Akan tetapi, lanjut Feinstein, orang tua bisa melakukan banyak hal untuk membantu anak. “Seberapa banyak Anda membaca kepada anak dan seberapa besar perhatian yang Anda berikan terhadap pendidikan mereka akan membuat perbedaan besar terhadap kemampuan bicara anak. Selain itu, meluangkan waktu untuk melakukan percakapan secara intens juga bisa membantu,” katanya.

“Penemuan baru ini merupakan sebuah ajakan untuk bertindak,” tegas Feinstein. “Jika Anda memiliki masalah soal ini, segera pergi ke dokter anak dan minta penilaian soal perkembangan bicara dan bahasa anak. Jika anak pergi ke sekolah, minta juga agar sekolahnya memberikan penilaian,” dia menyarankan.

“Hasil dari penelitian ini menunjukkan bahwa anak-anak yang miskin pengalaman keterampilan bahasa reseptif saat usia dini lebih mungkin untuk mengalami tingkatan rendah dari kesehatan mental di masa dewasa daripada anak-anak dengan perkembangan bahasa yang normal,” jelas Melissa Wexler Gurfein, seorang ahli patologi bahasa di New York, Amerika Serikat.

“Sebenarnya temuan ini tidak mengejutkan. Bahwa anak-anak dengan kemampuan bahasa reseptif yang kurang sering mengalami gangguan sosial serta akademik,” tambahnya.

“Dengan (keterlambatan) ini, anak menjadi rendah diri, yang jika tanpa intervensi bisa memengaruhi masa transisi dari kanak-kanak menjadi dewasa,” kata Wexler. Hal ini, terang dia, bukan berarti anak-anak dengan keterlambatan bahasa menjadi pribadi yang “sia-sia”.

“Sangat penting untuk memberikan dukungan yang tepat dan intervensi yang baik untuk anak yang mengalami keterlambatan bahasa ini. Semakin awal seorang anak menerima intervensi yang tepat, semakin sukses intervensi tersebut,” tukas Wexler.

Wexler menyarankan kepada orang tua dan dokter anak untuk segera mengidentifikasi seorang anak yang diduga memiliki keterlambatan bahasa.
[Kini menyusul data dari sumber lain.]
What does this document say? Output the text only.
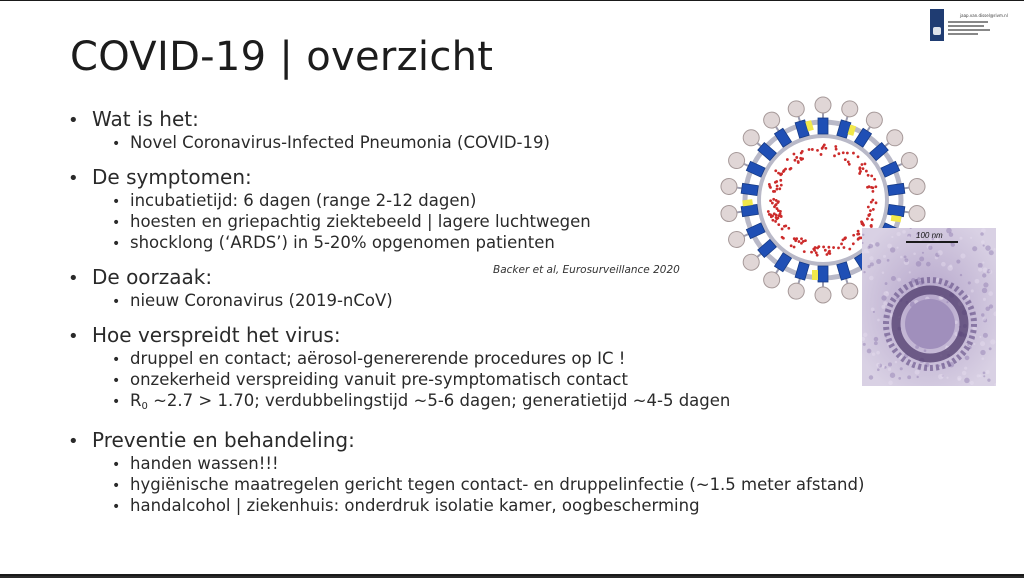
jaap.van.dissel@rivm.nl
COVID-19 | overzicht
• Wat is het:
• Novel Coronavirus-Infected Pneumonia (COVID-19)
• De symptomen:
• incubatietijd: 6 dagen (range 2-12 dagen)
• hoesten en griepachtig ziektebeeld | lagere luchtwegen
• shocklong (‘ARDS’) in 5-20% opgenomen patienten
• De oorzaak:
• nieuw Coronavirus (2019-nCoV)
• Hoe verspreidt het virus:
• druppel en contact; aërosol-genererende procedures op IC !
• onzekerheid verspreiding vanuit pre-symptomatisch contact
• R0 ~2.7 > 1.70; verdubbelingstijd ~5-6 dagen; generatietijd ~4-5 dagen
• Preventie en behandeling:
• handen wassen!!!
• hygiënische maatregelen gericht tegen contact- en druppelinfectie (~1.5 meter afstand)
• handalcohol | ziekenhuis: onderdruk isolatie kamer, oogbescherming
Backer et al, Eurosurveillance 2020
100 nm
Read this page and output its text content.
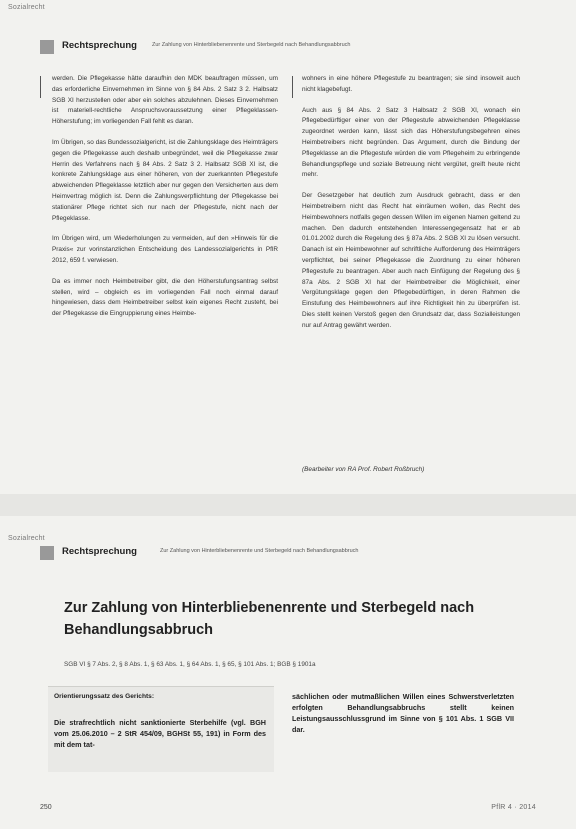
Sozialrecht
Rechtsprechung	Zur Zahlung von Hinterbliebenenrente und Sterbegeld nach Behandlungsabbruch

werden. Die Pflegekasse hätte daraufhin den MDK beauftragen müssen, um das erforderliche Einvernehmen im Sinne von § 84 Abs. 2 Satz 3 2. Halbsatz SGB XI herzustellen oder aber ein solches abzulehnen. Dieses Einvernehmen ist materiell-rechtliche Anspruchsvoraussetzung einer Pflegeklassen-Höherstufung; im vorliegenden Fall fehlt es daran.

Im Übrigen, so das Bundessozialgericht, ist die Zahlungsklage des Heimträgers gegen die Pflegekasse auch deshalb unbegründet, weil die Pflegekasse zwar Herrin des Verfahrens nach § 84 Abs. 2 Satz 3 2. Halbsatz SGB XI ist, die konkrete Zahlungsklage aus einer höheren, von der zuerkannten Pflegestufe abweichenden Pflegeklasse letztlich aber nur gegen den Versicherten aus dem Heimvertrag möglich ist. Denn die Zahlungsverpflichtung der Pflegekasse bei stationärer Pflege richtet sich nur nach der Pflegestufe, nicht nach der Pflegeklasse.

Im Übrigen wird, um Wiederholungen zu vermeiden, auf den »Hinweis für die Praxis« zur vorinstanzlichen Entscheidung des Landessozialgerichts in PflR 2012, 659 f. verwiesen.

Da es immer noch Heimbetreiber gibt, die den Höherstufungsantrag selbst stellen, wird – obgleich es im vorliegenden Fall noch einmal darauf hingewiesen, dass dem Heimbetreiber selbst kein eigenes Recht zusteht, bei der Pflegekasse die Eingruppierung eines Heimbe-

wohners in eine höhere Pflegestufe zu beantragen; sie sind insoweit auch nicht klagebefugt.

Auch aus § 84 Abs. 2 Satz 3 Halbsatz 2 SGB XI, wonach ein Pflegebedürftiger einer von der Pflegestufe abweichenden Pflegeklasse zugeordnet werden kann, lässt sich das Höherstufungsbegehren eines Heimbetreibers nicht begründen. Das Argument, durch die Bindung der Pflegeklasse an die Pflegestufe würden die vom Pflegeheim zu erbringende Behandlungspflege und soziale Betreuung nicht vergütet, greift heute nicht mehr.

Der Gesetzgeber hat deutlich zum Ausdruck gebracht, dass er den Heimbetreibern nicht das Recht hat einräumen wollen, das Recht des Heimbewohners notfalls gegen dessen Willen im eigenen Namen geltend zu machen. Den dadurch entstehenden Interessengegensatz hat er ab 01.01.2002 durch die Regelung des § 87a Abs. 2 SGB XI zu lösen versucht. Danach ist ein Heimbewohner auf schriftliche Aufforderung des Heimträgers verpflichtet, bei seiner Pflegekasse die Zuordnung zu einer höheren Pflegestufe zu beantragen. Aber auch nach Einfügung der Regelung des § 87a Abs. 2 SGB XI hat der Heimbetreiber die Möglichkeit, einer Vergütungsklage gegen den Pflegebedürftigen, in deren Rahmen die Einstufung des Heimbewohners auf ihre Richtigkeit hin zu überprüfen ist. Dies stellt keinen Verstoß gegen den Grundsatz dar, dass Sozialleistungen nur auf Antrag gewährt werden.

(Bearbeiter von RA Prof. Robert Roßbruch)
Sozialrecht
Rechtsprechung	Zur Zahlung von Hinterbliebenenrente und Sterbegeld nach Behandlungsabbruch
Zur Zahlung von Hinterbliebenenrente und Sterbegeld nach Behandlungsabbruch
SGB VI § 7 Abs. 2, § 8 Abs. 1, § 63 Abs. 1, § 64 Abs. 1, § 65, § 101 Abs. 1; BGB § 1901a
Orientierungssatz des Gerichts:
Die strafrechtlich nicht sanktionierte Sterbehilfe (vgl. BGH vom 25.06.2010 – 2 StR 454/09, BGHSt 55, 191) in Form des mit dem tat-
sächlichen oder mutmaßlichen Willen eines Schwerstverletzten erfolgten Behandlungsabbruchs stellt keinen Leistungsausschlussgrund im Sinne von § 101 Abs. 1 SGB VII dar.
250	PflR 4 · 2014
Setelah itu memulai melakukan perawatan mengatasi masalah itu yang semoga tidak hanya membantu anak tersebut untuk mendapatkan teman yang seusianya, tetapi juga memberikan dukungan yang dibutuhkan untuk berhasil dalam hidupnya kelak.
Joslin Zeplin-Paradise, ahli patologi bahasa lainnya di New York, Amerika Serikat, setuju akan nasihat tersebut.

“Penundaan kemampuan berbahasa bukanlah awal dari sebuah kegagalan,” katanya.“Ini merupakan kesempatan untuk mencari bala bantuan dan mengobatinya hingga akar penyebab masalah,” lanjutnya.

Dia menambahkan, ada banyak sekali penyebab anak mengalami keterlambatan bicara. “Kalau orang tua membantunya dengan sungguh-sungguh, anak-anak dan bisa lebih mengejar (ketertinggalan),” katanya.

“Tetapi saya sampai saat ini belum melihat korelasi langsung antara anak-anak dengan keterlambatan berbicara dan masalah psikososial atau emosional,” tandasnya.